I want my response to Jesus to be exactly that! A sincere heart, full of the assurance of my faith in Him, a guiltless conscience because of the decisions I make as His representative. I want to hold unswervingly to the hope I have, even when my hope is not politically correct or “woke.” I want to encourage you even more as we see the very real possibility that the end of life as we know it may be coming to an end. Let’s stand together in the Truth that is Jesus!

I hope you’ll read Hebrews today. It always makes me love Jesus more every time I read it. He did it all. The old is gone, the new is come. I want my response to His sacrifice, to bring Him joy.

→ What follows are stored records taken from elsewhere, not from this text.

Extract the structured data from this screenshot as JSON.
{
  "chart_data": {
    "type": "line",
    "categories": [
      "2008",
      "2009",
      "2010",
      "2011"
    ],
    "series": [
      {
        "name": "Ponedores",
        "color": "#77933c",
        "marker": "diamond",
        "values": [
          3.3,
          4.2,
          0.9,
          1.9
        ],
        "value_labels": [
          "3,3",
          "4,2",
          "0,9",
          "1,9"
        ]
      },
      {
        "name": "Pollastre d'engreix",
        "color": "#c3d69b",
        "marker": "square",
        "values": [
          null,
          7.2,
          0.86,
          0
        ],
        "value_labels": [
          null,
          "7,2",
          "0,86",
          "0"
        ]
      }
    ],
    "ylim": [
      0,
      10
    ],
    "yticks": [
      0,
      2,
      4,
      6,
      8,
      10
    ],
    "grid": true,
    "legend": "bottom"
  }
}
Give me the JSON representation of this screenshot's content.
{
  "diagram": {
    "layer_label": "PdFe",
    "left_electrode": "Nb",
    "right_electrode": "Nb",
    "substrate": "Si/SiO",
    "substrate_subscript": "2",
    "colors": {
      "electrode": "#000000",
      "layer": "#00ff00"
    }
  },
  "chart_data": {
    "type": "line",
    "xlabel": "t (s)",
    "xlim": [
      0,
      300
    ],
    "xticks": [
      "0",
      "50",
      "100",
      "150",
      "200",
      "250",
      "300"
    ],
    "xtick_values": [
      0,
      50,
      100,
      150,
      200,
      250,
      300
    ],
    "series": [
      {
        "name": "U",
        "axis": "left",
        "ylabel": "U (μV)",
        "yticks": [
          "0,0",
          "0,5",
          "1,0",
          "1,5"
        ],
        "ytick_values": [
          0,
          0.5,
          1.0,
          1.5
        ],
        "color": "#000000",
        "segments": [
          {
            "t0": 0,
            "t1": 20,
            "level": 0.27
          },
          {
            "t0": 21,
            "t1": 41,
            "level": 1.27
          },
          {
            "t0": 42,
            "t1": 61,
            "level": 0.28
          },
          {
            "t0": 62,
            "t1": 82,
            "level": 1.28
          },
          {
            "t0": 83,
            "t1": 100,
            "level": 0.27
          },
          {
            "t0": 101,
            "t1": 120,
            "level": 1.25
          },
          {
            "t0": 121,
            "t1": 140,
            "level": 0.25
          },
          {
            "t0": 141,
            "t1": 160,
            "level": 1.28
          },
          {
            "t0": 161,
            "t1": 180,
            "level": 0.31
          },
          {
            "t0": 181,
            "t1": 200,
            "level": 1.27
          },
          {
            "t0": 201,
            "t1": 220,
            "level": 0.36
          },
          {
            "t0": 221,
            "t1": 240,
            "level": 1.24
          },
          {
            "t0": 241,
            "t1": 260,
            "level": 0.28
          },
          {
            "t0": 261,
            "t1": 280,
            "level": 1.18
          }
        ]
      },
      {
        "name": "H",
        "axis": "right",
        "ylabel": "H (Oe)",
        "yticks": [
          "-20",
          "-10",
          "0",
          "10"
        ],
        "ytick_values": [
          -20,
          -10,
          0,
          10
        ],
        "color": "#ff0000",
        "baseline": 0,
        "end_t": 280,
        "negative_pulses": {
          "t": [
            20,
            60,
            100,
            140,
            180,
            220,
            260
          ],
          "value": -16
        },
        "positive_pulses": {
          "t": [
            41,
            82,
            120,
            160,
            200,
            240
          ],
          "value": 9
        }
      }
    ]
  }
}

What Are We Waiting For? (Acts 24-28)

You don’t have to wait until your life is in order before God can use you. Paul was imprisoned for years, not guilty of any crime. He was in chains because he preached the truth and people didn’t want to hear it. He went through storms, adrift at sea, and shipwrecked. His life was anything but orderly.

Yet Paul never missed a chance to share Jesus, no matter who his audience. Kings? Sailors? Jailors? Sick people? Heathen? Church leaders? Yes! No matter who they were, Paul was preaching the Gospel to them.

Paul was an overflowing vessel at God’s disposal, even though his life was a mess.

What are we waiting for? Until our kids are grown? Until we feel worthy? Until we are older and wiser? Until we get that promotion at work, or that college degree, or our health is better?

We can learn from Paul who, no matter his own circumstances, shared Jesus. He didn’t wait until he was free, or healthy, or safe. He had a mission every day: tell people the Good News of the Gospel.

Tell me again – what are we waiting for?